Он легко встал и направился к выходу. Но на пороге обернулся и глубокомысленно изрек:
– Обрати внимание – я не закрываю за собой дверь. Но оставляю решетку. Пока.
Он опять отвратительно захохотал и, наконец–то, ушел.
А я с ужасом наблюдал, как в дверном проеме, нашем единственно возможном пути к спасению, медленно опускается решетка, давя, как яичную скорлупу, все надежды нашего освобождения.
Я оказался запертым, вместе с девушкой, укрытие которой было рассекречено.
Сьюзен выползла из под кровати.
– О чем это вы говорили так долго? Похоже, вы с ним друзья.
– Ты очень ошибаешься, Сьюзен. Мы с ним – враги.
– Какие же? – заинтересовалась она.
– А такие: особенно лютые. Он в роли убийцы, я – в роли жертвы. Так, пожалуй, можно охарактеризовать наши взаимоотношения. И теперь нам с тобой отсюда не удрать.
При этих моих печальных словах девушка опять улыбнулась, но как-то хитренько:
– А вот в этом ты ошибаешься…
– Да? – безучастно спросил я.
– Пока ты тут болтал о всякой ерунде с этим придурком, я там, под кроватью, кое-что нашла. Иди сюда.
Она вновь шлепнулась на четвереньки около кровати, предлагая мне сделать то же самое.
Я покорно опустился на колени и без интереса заглянул под кровать.

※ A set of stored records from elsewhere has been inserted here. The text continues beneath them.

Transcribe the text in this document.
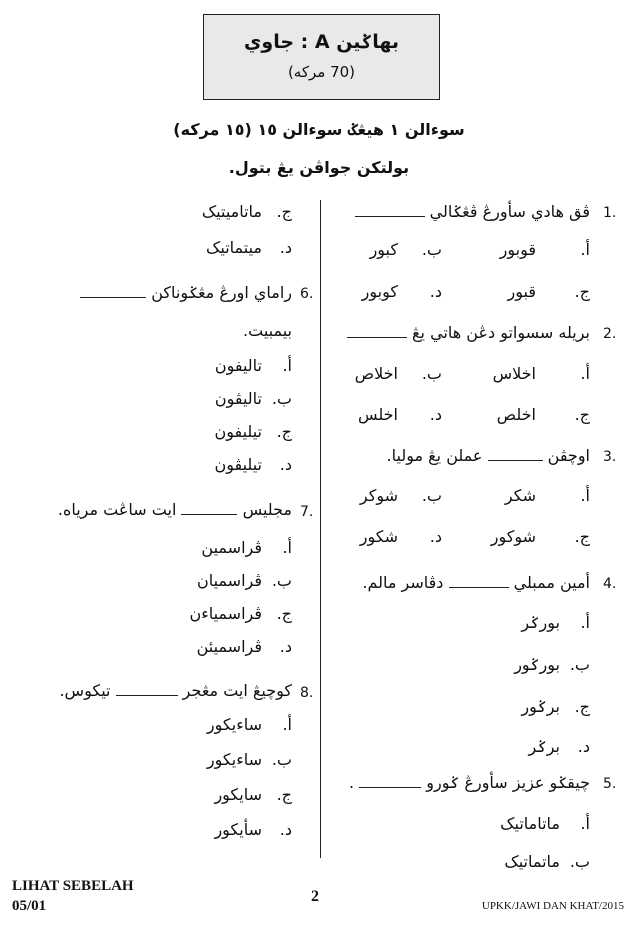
بهاݢين A : جاوي
(70 مركه)
سوءالن ١ هيڠݢ سوءالن ١٥ (١٥ مركه)
بولتكن جواڤن يڠ بتول.
1.
ڤق هادي سأورڠ ڤڠݢالي
أ.
قوبور
ب.
كبور
ج.
قبور
د.
كوبور
2.
بريله سسواتو دڠن هاتي يڠ
أ.
اخلاس
ب.
اخلاص
ج.
اخلص
د.
اخلس
3.
اوچڤن  عملن يڠ موليا.
أ.
شكر
ب.
شوكر
ج.
شوكور
د.
شكور
4.
أمين ممبلي  دڤاسر مالم.
أ.
بورݢر
ب.
بورݢور
ج.
برݢور
د.
برݢر
5.
چيقݢو عزيز سأورڠ ݢورو  .
أ.
ماتاماتيک
ب.
ماتماتيک
ج.
ماتاميتيک
د.
ميتماتيک
6.
راماي اورڠ مڠݢوناكن
بيمبيت.
أ.
تاليفون
ب.
تاليڤون
ج.
تيليفون
د.
تيليڤون
7.
مجليس  ايت ساڠت مرياه.
أ.
ڤراسمين
ب.
ڤراسميان
ج.
ڤراسمياءن
د.
ڤراسميئن
8.
كوچيڠ ايت مڠجر  تيكوس.
أ.
ساءيكور
ب.
ساءيكور
ج.
سايكور
د.
سأيكور
LIHAT SEBELAH
05/01
2
UPKK/JAWI DAN KHAT/2015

– Смотри, видишь ящик? Пока ты там разводил «трали-вали» не пойми о чем, я сидела тут, и, пытаясь хоть что-то понять из вашего разговора, вдруг услышала совсем близко еще какие-то голоса. Я на всякий случай заглянула в этот ящик – и на тебе – там оказалось отверстие! Ишь, как замаскировали, но я-то все равно нашла! – похваливала она себя.

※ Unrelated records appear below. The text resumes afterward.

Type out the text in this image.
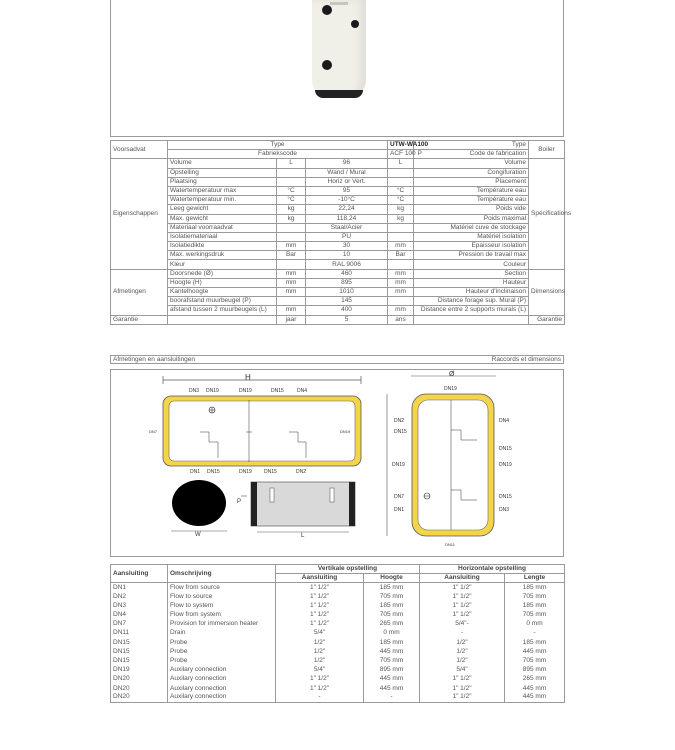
Voorsadvat	Type			UTW-WA100	Type	Boiler
	Fabriekscode			ACF 100 P	Code de fabrication	
Eigenschappen	Volume	L	96	L	Volume	Spécifications
	Opstelling		Wand / Mural		Congifuration	
	Plaatsing		Horiz or Vert.		Placement	
	Watertemperatuur max	°C	95	°C	Température eau	
	Watertemperatuur min.	°C	-10°C	°C	Température eau	
	Leeg gewicht	kg	22,24	kg	Poids vide	
	Max. gewicht	kg	118,24	kg	Poids maximal	
	Materiaal voorraadvat		Staal/Acier		Matériel cuve de stockage	
	Isolatiemateriaal		PU		Matériel isolation	
	Isolatiedikte	mm	30	mm	Epaisseur isolation	
	Max. werkingsdruk	Bar	10	Bar	Pression de travail max	
	Kleur		RAL 9006		Couleur	
Afmetingen	Doorsnede (Ø)	mm	460	mm	Section	Dimensions
	Hoogte (H)	mm	895	mm	Hauteur	
	Kantelhoogte	mm	1010	mm	Hauteur d'inclinaison	
	boorafstand muurbeugel (P)		145		Distance forage sup. Mural (P)	
	afstand tussen 2 muurbeugels (L)	mm	400	mm	Distance entre 2 supports murals (L)	
Garantie		jaar	5	ans		Garantie
Afmetingen en aansluitingen	Raccords et dimensions
H
DN3 DN19	DN19	DN15	DN4
DN1 DN15	DN19 DN15	DN2
DN7	DN19
Ø
DN19
DN2
DN15
DN19
DN7
DN1
DN4
DN15
DN19
DN15
DN3
DN11
W
P
L
Aansluiting	Omschrijving	Vertikale opstelling		Horizontale opstelling	
		Aansluiting	Hoogte	Aansluiting	Lengte
DN1	Flow from source	1" 1/2"	185 mm	1" 1/2"	185 mm
DN2	Flow to source	1" 1/2"	705 mm	1" 1/2"	705 mm
DN3	Flow to system	1" 1/2"	185 mm	1" 1/2"	185 mm
DN4	Flow from system	1" 1/2"	705 mm	1" 1/2"	705 mm
DN7	Provision for immersion heater	1" 1/2"	265 mm	5/4"-	0 mm
DN11	Drain	5/4"	0 mm	-	-
DN15	Probe	1/2"	185 mm	1/2"	185 mm
DN15	Probe	1/2"	445 mm	1/2"	445 mm
DN15	Probe	1/2"	705 mm	1/2"	705 mm
DN19	Auxilary connection	5/4"	895 mm	5/4"	895 mm
DN20	Auxilary connection	1" 1/2"	445 mm	1" 1/2"	265 mm
DN20	Auxilary connection	1" 1/2"	445 mm	1" 1/2"	445 mm
DN20	Auxilary connection	-	-	1" 1/2"	445 mm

Я залез под кровать поглубже и, отодвинув ящик, похожий на вентилятор, действительно, обнаружил небольшое окно, ведущее в полутемную комнату. Я заглянул туда.
То, что я увидел, не прибавило мне оптимизма, но удивило и насторожило. Это было похоже на средневековый спектакль.
В слабо освещенной комнате, которая находилась прямо под нами, за столом, покрытым черным сукном, сидели люди, тоже одетые во все черное – как я успел заметить, любимый цвет в этом доме. Перед ними слабо мерцали свечи. Главным у них был дурковатого вида человек в некоем подобии сутаны, только на груди у него висел не традиционный крест, а какая-то страшная рожа. Он вещал что-то, благообразно сложив руки на толстом животе.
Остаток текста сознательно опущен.